しかし、その前にしなければらないことがある。貴は忠が面倒臭がっていると言ったが、忠はそのことを忘れているだけなのだろう。
「ばっかだなぁ、忠君。簡単ですよ」
「?」
「謝ればいいのっ」
ばん、とテーブルに両手をついて貴は頭を下げながら言う。香奈は物静かで内気で、とても心の優しい女だ。誠心誠意、忠が全てを正直に話して謝れば、許してくれない訳がない。勿論簡単には許されないことだろう。香奈が忠のことをどれだけ想っているかは涼子にも聞いていたし、二人で一緒にいるところを見ていれば判る。香奈自身も忠と別れたいと思っているのならば話は別だが、別れたいと思っているのならば忠に涙を見せはしなかったはずだ。
「くっ……くくく」
「あっはっはっはっはっはっ!」
大輔が突然忍び笑いを漏らした。それに続いて忠も笑い出す。当然のごとく貴には何が何だか判らない。
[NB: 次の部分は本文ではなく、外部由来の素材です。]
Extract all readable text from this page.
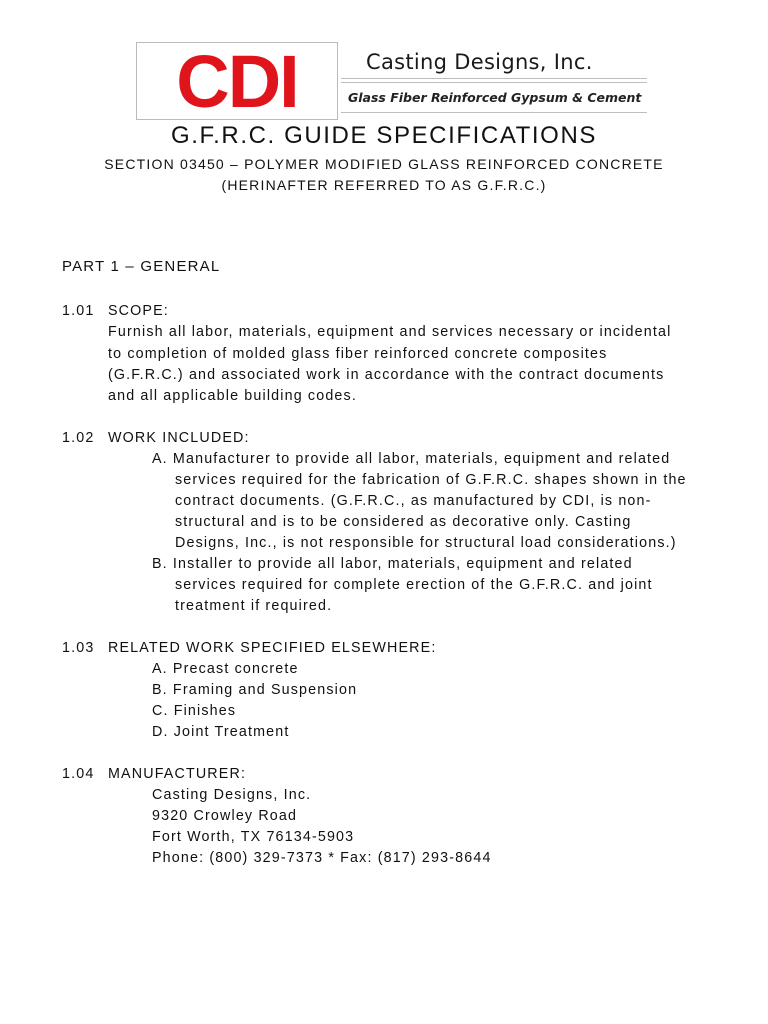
CDI	Casting Designs, Inc.
Glass Fiber Reinforced Gypsum & Cement
G.F.R.C. GUIDE SPECIFICATIONS
SECTION 03450 – POLYMER MODIFIED GLASS REINFORCED CONCRETE
(HERINAFTER REFERRED TO AS G.F.R.C.)
PART 1 – GENERAL
1.01 SCOPE:
Furnish all labor, materials, equipment and services necessary or incidental
to completion of molded glass fiber reinforced concrete composites
(G.F.R.C.) and associated work in accordance with the contract documents
and all applicable building codes.
1.02 WORK INCLUDED:
A. Manufacturer to provide all labor, materials, equipment and related
services required for the fabrication of G.F.R.C. shapes shown in the
contract documents. (G.F.R.C., as manufactured by CDI, is non-
structural and is to be considered as decorative only. Casting
Designs, Inc., is not responsible for structural load considerations.)
B. Installer to provide all labor, materials, equipment and related
services required for complete erection of the G.F.R.C. and joint
treatment if required.
1.03 RELATED WORK SPECIFIED ELSEWHERE:
A. Precast concrete
B. Framing and Suspension
C. Finishes
D. Joint Treatment
1.04 MANUFACTURER:
Casting Designs, Inc.
9320 Crowley Road
Fort Worth, TX 76134-5903
Phone: (800) 329-7373 * Fax: (817) 293-8644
「はっはっはっはっは、そりゃ貴らしくていいや!忠、そうしろ!貴の言ってることぜんっぜん間違ってねぇよ!」
そう笑いながら、ぜぇぜぇと呼吸して諒が言う。それほどおかしなことを言ったのだろうか、と貴は憮然とする。
「くっくっく……そ、そうさせてもらうよ」
忠は頷いて、しつこく笑い続ける。貴らしいとはいったいどういうことだ。悪いことをしたら謝る、というのは小学生だって知っていることだ。笑うのならば、その小学生以下の自分達を笑うべきではないのだろうか。助言をしたはずなのにこれほど笑われるとは思わなかった。
「なんかすっげぇムカッ腹」
「気にすんな。楽にいこうぜっ」
忠はそう言って、ビールを貴のグラスに注ぐと、貴の背を叩いた。
「ま、でもやっぱ聞いてもらってよかったよ。貴、サンキューな」
「あんまり嬉しくねー」
「まぁいいじゃねぇか。さて、じゃ、今度はお前の番だ」
そう言うと大輔は煙草に火を点けた。